「江戸町奉行事蹟問答」には次のように書かれています。
「(前略)火災水災あれば町火消或は水防夫を集め奉行自ら出馬して指揮をとり、狼藉乱妨(暴)人あれば与力同心を派出してこれを鎮め、重大の事件は自ら出馬して其の責任に充るなり」
このうち、大火出役については書きましたが、重大事件での出馬の例が書かれています。
それは、天保の改革を行った老中水野忠邦が老中を罷免された際に、水野邸に江戸市民が集まり投石を繰り返した事件に、時の南町奉行鳥井甲斐守が出馬しています。
「江戸町奉行事蹟問答」には次のように書かれています。
天保13年9月13日、御老中水野越前守御役御免に相成り。西ノ丸下屋敷引払いの節、誰発意なるや、夕刻より追々門前へ見物集り来り、門番これを制したるより事起り、石を投げ始め、追々乱妨(暴)はなはだしく、御目付より月番町奉行鳥井甲斐守へ達しありにより、奉行は談合与力同心を引具して速やかに出張せり。
其の時、余(佐久間長敬)が父なども出役せしと聞く。多くは近辺の仲間・小者など姿をかへて来りしもあり。或は先に免職になりし役々の仲間など所々に離散しありしが、此の時に至りて兼て遺恨を晴らさんと、誰申し合せたるになく集り来り、仲間同士の口論を仕かけんと巧しなり。四、五人召し捕りのありしが、其の実を得ずして事済みたり。
水野忠邦が免職なった際に、自然発生的に市民が、水野邸に集まっていましたが、門番がこれを制したところ、投石を開始し、狼藉が激しくなったため、目付の指示により月番の南町奉行鳥井甲斐守が出馬したと書かれています。
結果として四,五人を逮捕して、事件は解決したようです。
なお、水野忠邦が、罷免された際に、江戸市民が屋敷投石したということは知っていましたが、その記録は、こんなところに残っていたんだと驚きました。
「江戸町奉行事蹟問答」には、町奉行の市中巡察の様子も書かれています。
これによると、町奉行の市中巡察は、就任時の一度行ううようです。
これは、事前に道筋が通知され、町役人も出迎えるようですので、新任町奉行のお披露目という性格が強いように思います。
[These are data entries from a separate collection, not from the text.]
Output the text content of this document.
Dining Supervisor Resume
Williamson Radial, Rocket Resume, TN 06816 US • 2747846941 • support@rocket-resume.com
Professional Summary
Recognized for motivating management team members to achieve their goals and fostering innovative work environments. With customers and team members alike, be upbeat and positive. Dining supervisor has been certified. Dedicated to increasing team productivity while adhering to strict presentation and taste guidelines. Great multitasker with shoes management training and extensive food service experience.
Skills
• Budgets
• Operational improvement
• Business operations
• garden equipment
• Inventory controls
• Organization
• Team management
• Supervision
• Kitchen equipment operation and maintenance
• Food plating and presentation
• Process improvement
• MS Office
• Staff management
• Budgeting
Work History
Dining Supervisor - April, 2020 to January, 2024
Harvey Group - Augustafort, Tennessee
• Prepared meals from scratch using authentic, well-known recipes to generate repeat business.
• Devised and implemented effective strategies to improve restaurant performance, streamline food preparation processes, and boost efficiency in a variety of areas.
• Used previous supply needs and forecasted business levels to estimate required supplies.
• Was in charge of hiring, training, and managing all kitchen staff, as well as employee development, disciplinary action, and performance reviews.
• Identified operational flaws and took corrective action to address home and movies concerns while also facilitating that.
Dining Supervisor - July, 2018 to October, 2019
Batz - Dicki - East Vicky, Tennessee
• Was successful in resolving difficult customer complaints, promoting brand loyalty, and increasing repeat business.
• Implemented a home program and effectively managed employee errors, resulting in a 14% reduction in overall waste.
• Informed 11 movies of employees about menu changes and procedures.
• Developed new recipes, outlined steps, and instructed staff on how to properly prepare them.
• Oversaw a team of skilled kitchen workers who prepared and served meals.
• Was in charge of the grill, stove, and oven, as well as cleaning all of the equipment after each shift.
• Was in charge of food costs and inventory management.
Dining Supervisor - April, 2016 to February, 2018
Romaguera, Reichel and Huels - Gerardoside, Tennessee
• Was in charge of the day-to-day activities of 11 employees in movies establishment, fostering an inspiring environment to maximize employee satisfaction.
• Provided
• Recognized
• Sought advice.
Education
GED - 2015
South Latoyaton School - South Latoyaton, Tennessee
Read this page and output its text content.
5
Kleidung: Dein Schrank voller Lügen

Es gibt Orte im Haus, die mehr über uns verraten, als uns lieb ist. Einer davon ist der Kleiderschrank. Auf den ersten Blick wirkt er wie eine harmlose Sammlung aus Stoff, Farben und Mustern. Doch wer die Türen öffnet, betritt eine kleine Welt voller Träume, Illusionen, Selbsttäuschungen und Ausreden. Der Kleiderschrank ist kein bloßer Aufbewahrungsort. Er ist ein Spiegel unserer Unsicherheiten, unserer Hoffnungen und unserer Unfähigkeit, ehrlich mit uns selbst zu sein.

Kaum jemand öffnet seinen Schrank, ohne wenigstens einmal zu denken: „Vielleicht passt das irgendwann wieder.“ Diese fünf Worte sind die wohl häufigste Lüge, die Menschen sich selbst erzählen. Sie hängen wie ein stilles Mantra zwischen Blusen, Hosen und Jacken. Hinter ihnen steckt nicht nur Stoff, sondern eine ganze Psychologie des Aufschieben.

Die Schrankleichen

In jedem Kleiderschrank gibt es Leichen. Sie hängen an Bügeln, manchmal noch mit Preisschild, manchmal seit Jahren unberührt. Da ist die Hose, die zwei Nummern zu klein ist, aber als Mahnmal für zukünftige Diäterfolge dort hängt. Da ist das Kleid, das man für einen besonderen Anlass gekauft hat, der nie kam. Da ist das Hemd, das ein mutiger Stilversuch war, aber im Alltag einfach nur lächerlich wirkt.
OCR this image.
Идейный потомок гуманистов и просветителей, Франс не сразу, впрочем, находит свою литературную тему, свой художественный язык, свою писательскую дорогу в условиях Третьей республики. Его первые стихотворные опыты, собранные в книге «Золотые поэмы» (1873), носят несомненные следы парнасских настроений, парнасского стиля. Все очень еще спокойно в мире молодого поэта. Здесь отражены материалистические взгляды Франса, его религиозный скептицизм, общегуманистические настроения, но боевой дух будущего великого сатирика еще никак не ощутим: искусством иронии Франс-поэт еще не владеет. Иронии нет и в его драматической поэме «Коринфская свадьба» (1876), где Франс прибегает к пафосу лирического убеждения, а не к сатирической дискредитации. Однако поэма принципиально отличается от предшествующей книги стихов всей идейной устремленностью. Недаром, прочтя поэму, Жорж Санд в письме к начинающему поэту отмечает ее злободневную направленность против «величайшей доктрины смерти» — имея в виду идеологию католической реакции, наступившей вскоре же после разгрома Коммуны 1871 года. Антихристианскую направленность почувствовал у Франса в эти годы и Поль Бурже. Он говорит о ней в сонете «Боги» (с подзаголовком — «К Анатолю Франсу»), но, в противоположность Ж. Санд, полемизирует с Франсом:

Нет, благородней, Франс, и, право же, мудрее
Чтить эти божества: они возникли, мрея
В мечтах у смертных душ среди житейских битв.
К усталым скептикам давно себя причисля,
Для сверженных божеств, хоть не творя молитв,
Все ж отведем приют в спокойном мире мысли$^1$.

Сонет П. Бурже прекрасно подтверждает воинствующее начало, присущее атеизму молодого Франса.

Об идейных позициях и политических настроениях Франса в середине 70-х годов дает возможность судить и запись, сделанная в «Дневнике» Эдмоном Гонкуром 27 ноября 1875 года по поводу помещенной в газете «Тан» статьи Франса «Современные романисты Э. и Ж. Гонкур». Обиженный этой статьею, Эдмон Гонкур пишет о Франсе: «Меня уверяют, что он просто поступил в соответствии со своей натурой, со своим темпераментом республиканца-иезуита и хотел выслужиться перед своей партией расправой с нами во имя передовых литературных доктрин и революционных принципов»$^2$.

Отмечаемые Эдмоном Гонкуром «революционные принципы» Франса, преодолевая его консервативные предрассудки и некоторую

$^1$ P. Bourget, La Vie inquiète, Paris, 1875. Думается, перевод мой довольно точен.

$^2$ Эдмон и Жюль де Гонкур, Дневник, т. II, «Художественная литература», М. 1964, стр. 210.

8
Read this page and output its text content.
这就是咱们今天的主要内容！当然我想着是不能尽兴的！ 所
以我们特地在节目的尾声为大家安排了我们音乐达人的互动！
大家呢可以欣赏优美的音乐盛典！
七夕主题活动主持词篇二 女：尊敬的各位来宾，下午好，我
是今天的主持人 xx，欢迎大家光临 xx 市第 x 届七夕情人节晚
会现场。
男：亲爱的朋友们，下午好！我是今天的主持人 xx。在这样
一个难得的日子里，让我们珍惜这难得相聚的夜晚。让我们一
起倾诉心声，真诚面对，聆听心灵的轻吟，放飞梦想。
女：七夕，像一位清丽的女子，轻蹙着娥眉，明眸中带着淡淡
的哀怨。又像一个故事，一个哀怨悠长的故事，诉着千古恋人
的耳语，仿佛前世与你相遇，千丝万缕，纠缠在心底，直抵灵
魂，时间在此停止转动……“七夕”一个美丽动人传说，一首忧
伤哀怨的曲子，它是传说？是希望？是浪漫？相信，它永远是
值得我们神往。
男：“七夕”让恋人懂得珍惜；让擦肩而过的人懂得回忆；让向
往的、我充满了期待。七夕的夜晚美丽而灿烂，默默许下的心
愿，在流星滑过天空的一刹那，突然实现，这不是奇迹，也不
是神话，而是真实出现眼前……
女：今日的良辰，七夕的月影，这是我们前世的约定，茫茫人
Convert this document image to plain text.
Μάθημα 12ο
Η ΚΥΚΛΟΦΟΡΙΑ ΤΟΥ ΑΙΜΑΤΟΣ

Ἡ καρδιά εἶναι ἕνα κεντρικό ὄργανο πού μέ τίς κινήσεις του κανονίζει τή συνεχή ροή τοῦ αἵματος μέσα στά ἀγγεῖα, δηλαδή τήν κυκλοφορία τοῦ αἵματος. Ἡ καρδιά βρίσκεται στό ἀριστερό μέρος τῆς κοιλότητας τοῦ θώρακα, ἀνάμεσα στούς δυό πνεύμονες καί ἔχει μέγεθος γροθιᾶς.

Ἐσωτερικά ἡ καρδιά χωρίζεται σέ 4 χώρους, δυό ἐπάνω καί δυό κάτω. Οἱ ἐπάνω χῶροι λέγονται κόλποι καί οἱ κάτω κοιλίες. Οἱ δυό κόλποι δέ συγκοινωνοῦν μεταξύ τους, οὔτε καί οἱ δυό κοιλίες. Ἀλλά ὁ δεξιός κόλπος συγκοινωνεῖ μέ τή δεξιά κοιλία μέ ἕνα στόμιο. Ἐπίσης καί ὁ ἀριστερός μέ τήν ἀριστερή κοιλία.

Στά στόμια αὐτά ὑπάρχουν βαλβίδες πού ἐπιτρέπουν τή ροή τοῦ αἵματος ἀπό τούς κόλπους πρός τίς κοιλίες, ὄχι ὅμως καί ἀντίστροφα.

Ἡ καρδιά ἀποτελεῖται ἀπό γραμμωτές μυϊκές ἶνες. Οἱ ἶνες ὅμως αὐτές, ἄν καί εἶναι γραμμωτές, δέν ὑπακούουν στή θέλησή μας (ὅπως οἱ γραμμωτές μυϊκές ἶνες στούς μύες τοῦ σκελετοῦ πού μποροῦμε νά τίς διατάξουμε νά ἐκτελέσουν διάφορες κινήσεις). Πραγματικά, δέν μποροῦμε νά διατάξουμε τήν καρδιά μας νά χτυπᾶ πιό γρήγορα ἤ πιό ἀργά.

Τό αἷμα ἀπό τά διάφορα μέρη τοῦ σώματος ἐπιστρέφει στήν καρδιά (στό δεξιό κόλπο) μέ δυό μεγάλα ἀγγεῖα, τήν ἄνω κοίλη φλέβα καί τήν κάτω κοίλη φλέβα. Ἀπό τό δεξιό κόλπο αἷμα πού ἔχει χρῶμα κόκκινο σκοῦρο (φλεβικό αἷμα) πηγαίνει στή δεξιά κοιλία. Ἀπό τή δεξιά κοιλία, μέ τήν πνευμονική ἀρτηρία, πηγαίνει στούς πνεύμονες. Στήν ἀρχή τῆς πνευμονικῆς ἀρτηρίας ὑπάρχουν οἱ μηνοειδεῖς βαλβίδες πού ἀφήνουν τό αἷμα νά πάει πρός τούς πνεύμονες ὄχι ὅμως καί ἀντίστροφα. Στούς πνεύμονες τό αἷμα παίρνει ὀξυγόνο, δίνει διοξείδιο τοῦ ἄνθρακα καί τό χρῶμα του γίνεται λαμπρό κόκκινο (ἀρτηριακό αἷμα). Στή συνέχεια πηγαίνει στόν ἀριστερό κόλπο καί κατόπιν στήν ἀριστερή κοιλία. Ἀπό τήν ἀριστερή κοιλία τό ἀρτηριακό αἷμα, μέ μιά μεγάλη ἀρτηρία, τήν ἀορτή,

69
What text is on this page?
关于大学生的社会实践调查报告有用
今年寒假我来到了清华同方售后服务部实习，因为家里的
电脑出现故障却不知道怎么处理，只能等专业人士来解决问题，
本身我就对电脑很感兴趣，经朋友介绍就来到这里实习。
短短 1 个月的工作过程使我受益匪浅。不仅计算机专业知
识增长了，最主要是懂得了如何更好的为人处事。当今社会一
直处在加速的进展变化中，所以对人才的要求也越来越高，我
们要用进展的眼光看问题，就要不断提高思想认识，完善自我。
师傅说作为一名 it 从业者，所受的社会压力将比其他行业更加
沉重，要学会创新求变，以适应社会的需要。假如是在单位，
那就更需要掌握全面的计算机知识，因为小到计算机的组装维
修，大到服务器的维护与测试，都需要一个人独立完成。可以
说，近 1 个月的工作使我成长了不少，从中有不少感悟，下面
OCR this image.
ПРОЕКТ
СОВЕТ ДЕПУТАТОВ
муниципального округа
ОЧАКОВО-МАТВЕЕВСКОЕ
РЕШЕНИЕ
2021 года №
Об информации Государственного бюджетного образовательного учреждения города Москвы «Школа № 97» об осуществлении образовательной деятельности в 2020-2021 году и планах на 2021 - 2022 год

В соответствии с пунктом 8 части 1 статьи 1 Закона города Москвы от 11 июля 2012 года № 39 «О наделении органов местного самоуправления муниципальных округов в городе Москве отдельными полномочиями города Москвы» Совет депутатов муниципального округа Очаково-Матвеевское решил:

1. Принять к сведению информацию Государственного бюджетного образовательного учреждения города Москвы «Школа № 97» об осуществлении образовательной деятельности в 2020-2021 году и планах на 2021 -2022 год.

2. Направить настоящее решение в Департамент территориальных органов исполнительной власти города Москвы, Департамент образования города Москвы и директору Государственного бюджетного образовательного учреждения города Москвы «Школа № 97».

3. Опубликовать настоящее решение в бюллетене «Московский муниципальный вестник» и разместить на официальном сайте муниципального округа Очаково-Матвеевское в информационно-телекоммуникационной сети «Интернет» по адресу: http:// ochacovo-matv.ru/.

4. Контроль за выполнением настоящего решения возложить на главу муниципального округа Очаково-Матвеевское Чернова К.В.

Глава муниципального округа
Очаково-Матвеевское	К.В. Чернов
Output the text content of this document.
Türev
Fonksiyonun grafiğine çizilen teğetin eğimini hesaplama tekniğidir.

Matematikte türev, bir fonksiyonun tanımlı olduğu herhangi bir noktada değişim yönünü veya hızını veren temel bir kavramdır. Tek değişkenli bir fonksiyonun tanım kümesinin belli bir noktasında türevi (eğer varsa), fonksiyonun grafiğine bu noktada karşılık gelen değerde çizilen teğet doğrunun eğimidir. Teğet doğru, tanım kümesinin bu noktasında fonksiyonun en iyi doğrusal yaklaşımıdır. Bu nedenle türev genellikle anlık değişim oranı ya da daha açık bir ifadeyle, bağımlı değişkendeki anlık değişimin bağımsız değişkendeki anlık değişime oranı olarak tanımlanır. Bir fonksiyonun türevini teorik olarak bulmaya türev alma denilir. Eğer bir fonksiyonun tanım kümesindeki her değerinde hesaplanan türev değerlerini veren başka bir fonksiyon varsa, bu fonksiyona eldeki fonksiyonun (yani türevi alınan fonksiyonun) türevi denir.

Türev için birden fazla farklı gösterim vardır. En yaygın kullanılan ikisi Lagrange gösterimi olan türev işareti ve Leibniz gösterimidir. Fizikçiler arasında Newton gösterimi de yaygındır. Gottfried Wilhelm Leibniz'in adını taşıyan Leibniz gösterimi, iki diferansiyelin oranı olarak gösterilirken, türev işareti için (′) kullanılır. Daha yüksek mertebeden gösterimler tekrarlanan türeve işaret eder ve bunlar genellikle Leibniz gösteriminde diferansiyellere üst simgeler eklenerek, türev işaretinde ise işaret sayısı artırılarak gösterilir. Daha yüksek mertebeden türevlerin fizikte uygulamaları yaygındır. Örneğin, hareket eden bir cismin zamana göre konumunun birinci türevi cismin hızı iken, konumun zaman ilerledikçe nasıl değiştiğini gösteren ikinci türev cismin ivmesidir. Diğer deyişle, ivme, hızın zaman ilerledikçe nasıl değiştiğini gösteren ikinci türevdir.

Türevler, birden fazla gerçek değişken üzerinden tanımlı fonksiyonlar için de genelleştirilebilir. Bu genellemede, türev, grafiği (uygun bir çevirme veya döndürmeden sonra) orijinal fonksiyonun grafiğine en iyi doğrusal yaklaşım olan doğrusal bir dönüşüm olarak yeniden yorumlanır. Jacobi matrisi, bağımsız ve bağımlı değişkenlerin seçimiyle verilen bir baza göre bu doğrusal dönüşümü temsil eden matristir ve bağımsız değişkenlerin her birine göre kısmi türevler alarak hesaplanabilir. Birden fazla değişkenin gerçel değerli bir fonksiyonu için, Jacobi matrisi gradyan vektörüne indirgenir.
「市中巡察は御役拝命後一度、其の他臨時巡行なり。前もって道筋を定め触れ渡し、名主始め町役人出迎え、鳶人足鉄棒を置き、先立(さきだち)にて通行の町人を制し、下座触をなさしめ通行するなり。其の日は紋付、表白裏金陣笠、羽織、馬乗袴にて乗馬にて巡るなり。与力同心は羽織白衣にて多人数付添い前後を固めて通行し、昼飯は弁当にて金銀座、其の外支配内役所にて弁じ、町人宅などへは立寄ること一切なし。若し模様により弁当都所が差支(さしつ)える時は寺院を借り受け立寄るなり。」
昼食を食べるところも、金銀座など町奉行管轄下の役所を利用し、町人宅は利用することはないようです。
右写真は、東京都教育委員会の「北町奉行所跡」の碑です。先日の「南北奉行所跡」散歩の際に、「えぇー、こんな所にあるのっ」とびっくりされたものです。
詳しくは、後日、ブログアップします。